Reveal Agent Execution Details in Debug Logs

Open Agent Debug Logs from any session's three-dot menu to view session-specific details like loading of instructions, agents, hooks, and custom skills—including file sources. Logs capture your input message, each tool call, and LLM calls with token counts for optimization. Session summaries show type (local), status, model turns, tool calls, total tokens, errors, and events. Click the agent flowchart for a visual step-by-step breakdown, expanding complex calls to trace execution flow and diagnose why outputs differ from expectations.

For example, if a skill or instruction fails, logs pinpoint loading paths (user-level or workspace-level) and reveal transparency from VS Code and GitHub Copilot's open-source nature, beyond visible tool outputs.

Inspect Raw LLM Interactions in Chat Debug View

Toggle Chat Debug View from the session list to access unfiltered data sent to LLMs: system messages (with customizations), user messages (including memory and preferences), context like current date/location, and full request/response chains. Hover or check entries for model used, duration, and total tokens per call.

In a refactor session, view the progression from initial request (e.g., "build a base62 encoder/decoder using Python 3.13") through tool calls to final response summary. This granularity exposes why agents underperform, such as missing context or inefficient prompts.

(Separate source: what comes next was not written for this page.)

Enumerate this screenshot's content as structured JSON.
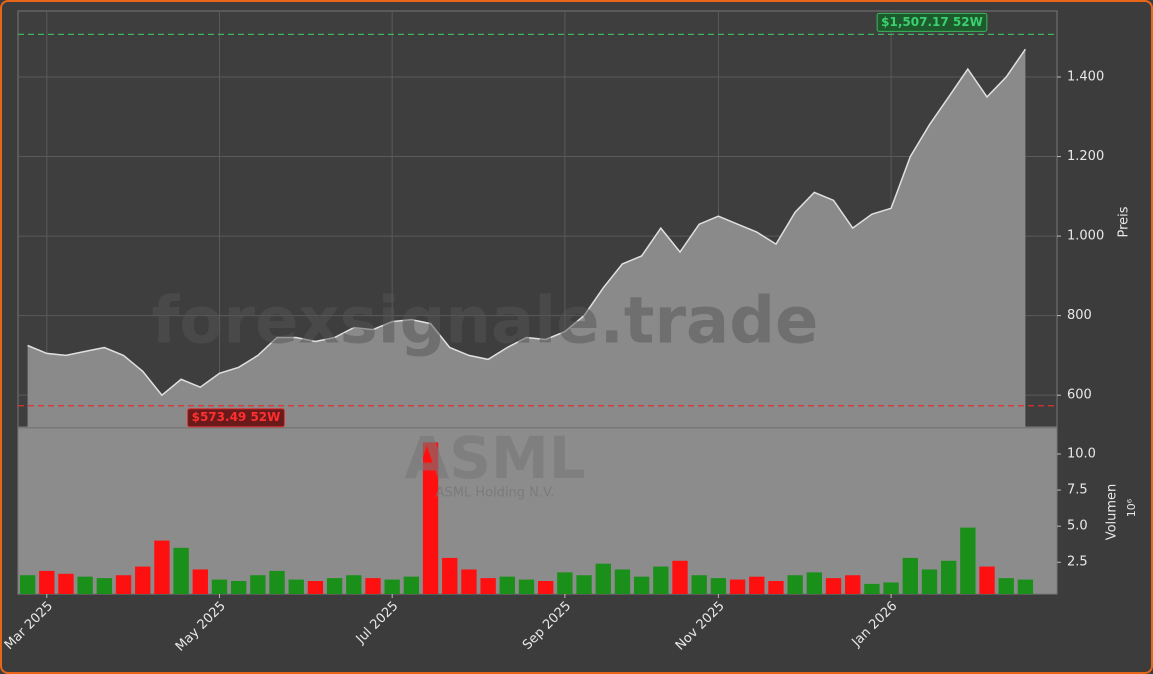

Troubleshoot Behavior and Optimize Token Usage

Query token usage mid-session (e.g., "how many tokens did I use?") for breakdowns: totals like 214,000 tokens used vs. compacted context window (e.g., user context at 1.6-6%, tool results/files growing but intelligently summarized by VS Code/Copilot to retain only key implementation details).

Invoke /troubleshoot skill for issues like undetected skills—e.g., ask "where are you loading skills from?" to confirm sources and fix loading errors. Unread sessions show badges; allow all commands if needed. These tools ensure agents behave as expected, revealing granular insights for setup tweaks before production builds.